In order to test this shared object, i’ve created an application which is linked with it:

//test.cpp
#include <iostream>
#include "lib.h"

void foo() {
    std::cout << "From app\n";
}

int main() {
    bar();
}

I’ve compiled both, the shared object and the application:

g++ lib.cpp -o libtest.so -Wall -fPIC -shared -Wl,--export-dynamic -Wl,-soname,libtest.so -Wl,-z,defs
g++ test.cpp -o test -L. -ltest

And when i execute test, setting the library path to ".", so my shared object can be loaded, i get this output:

matias@master:/tmp$ LD_LIBRARY_PATH="." ./test
Bar, calling foo
From app

As you can see, the foo function defined in the application(not the shared object) is called. You can basically do this for every exported symbol in a shared object.

EDIT2: i’ve added another exported function in lib.h. The application now calls this function, which ends up calling foo. The result is the same, as expected.
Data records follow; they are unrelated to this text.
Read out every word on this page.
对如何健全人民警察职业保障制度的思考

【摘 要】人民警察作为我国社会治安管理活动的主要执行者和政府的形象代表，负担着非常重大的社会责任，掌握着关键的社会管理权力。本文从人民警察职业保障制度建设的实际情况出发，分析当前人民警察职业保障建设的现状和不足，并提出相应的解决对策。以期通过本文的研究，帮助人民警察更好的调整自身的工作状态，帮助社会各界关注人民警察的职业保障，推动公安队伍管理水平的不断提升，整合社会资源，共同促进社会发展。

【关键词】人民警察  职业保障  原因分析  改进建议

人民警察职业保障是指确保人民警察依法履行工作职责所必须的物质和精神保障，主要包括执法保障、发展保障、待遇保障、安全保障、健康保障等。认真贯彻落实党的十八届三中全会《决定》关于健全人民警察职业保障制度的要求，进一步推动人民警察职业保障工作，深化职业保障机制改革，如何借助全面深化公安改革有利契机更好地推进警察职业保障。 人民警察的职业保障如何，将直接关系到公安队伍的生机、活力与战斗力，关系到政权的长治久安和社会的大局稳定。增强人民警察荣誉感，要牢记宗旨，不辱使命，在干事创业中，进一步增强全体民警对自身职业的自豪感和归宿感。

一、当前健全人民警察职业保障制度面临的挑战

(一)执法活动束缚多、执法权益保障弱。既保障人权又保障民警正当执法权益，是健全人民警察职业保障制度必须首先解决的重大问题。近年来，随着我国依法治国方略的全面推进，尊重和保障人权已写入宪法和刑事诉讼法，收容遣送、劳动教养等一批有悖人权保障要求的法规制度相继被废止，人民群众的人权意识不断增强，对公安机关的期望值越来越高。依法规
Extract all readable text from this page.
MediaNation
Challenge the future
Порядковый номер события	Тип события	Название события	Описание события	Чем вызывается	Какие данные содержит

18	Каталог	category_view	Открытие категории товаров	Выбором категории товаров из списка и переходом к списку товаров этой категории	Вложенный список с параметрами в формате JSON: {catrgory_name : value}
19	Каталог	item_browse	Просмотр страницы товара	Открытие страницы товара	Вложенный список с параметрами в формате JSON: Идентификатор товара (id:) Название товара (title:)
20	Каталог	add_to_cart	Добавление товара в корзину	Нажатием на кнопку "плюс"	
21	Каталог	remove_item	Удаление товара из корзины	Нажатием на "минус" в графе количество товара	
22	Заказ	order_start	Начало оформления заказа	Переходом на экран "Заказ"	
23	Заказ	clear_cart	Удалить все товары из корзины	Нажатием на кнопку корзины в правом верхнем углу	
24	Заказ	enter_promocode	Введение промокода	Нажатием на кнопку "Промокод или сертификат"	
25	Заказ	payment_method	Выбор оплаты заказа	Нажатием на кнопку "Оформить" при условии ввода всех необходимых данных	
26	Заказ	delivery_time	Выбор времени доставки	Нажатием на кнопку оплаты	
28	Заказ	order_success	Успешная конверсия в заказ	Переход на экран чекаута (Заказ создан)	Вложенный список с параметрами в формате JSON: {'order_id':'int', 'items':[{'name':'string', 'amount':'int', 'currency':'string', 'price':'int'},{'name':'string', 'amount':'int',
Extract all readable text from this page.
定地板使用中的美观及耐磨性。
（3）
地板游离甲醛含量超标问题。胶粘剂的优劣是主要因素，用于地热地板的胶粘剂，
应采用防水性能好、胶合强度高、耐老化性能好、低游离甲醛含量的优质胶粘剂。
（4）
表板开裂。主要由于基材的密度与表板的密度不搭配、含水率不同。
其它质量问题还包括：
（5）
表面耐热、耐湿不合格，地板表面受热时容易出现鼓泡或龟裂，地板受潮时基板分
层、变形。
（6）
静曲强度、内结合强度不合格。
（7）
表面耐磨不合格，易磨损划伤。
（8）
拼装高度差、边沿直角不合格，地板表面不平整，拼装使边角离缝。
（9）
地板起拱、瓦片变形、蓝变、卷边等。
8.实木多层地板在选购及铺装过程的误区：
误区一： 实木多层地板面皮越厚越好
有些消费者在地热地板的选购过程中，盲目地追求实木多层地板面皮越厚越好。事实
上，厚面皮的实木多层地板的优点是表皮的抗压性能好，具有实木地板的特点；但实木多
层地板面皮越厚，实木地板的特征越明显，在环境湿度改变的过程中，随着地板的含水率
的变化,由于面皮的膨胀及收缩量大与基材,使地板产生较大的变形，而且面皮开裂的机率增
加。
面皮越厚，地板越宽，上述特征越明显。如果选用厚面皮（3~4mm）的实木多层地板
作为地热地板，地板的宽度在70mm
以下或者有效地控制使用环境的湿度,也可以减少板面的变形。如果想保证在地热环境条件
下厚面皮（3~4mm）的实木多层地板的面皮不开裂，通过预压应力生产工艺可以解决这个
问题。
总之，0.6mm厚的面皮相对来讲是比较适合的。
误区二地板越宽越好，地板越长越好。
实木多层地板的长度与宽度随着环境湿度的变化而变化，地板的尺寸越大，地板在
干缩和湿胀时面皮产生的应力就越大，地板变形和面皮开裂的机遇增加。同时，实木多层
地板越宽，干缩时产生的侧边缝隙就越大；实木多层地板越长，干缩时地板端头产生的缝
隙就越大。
EDIT3: Ok, let’s go deeper. This is the dump from function bar:

Dump of assembler code for function bar@plt:
   0x0804855c <+0>: jmp    DWORD PTR ds:0x804a004
   0x08048562 <+6>: push   0x8
   0x08048567 <+11>:    jmp    0x804853c

If we go to address 0x804a004:

Dump of assembler code for function _GLOBAL_OFFSET_TABLE_:
   0x08049ff4 <+0>: or     BYTE PTR [edi+0x804],bl
   0x08049ffa <+6>: add    BYTE PTR [eax],al
   0x08049ffc <+8>: add    BYTE PTR [eax],al
   0x08049ffe <+10>:    add    BYTE PTR [eax],al
   .....

As you can see, it’s jumping to the Global Offset Table. You can read about the GOT here and here. Dynamic symbols(which are resolved at runtime) are stored in this table. Whenever you call a symbol that should be resolved at runtime, you actually jump to this table, and then jump to the address that is stored in the this table’s corresponding entry. Since the application defines foo, the GOT contains the address of the definition from test.cpp, not the one in our shared object.

EDIT4: Okay, last edit. Quoting from the documentation:

You will need to supply the uniform random number generator

 double unif_rand(void)

or use the one supplied (and with a dynamic library or DLL you will
have to use the one supplied(…)

The documentation clearly says that you cannot provide you own implementation of unif_rand if you’re using the dynamic library. Therefore, i believe that what i pointed out, actually answers your question.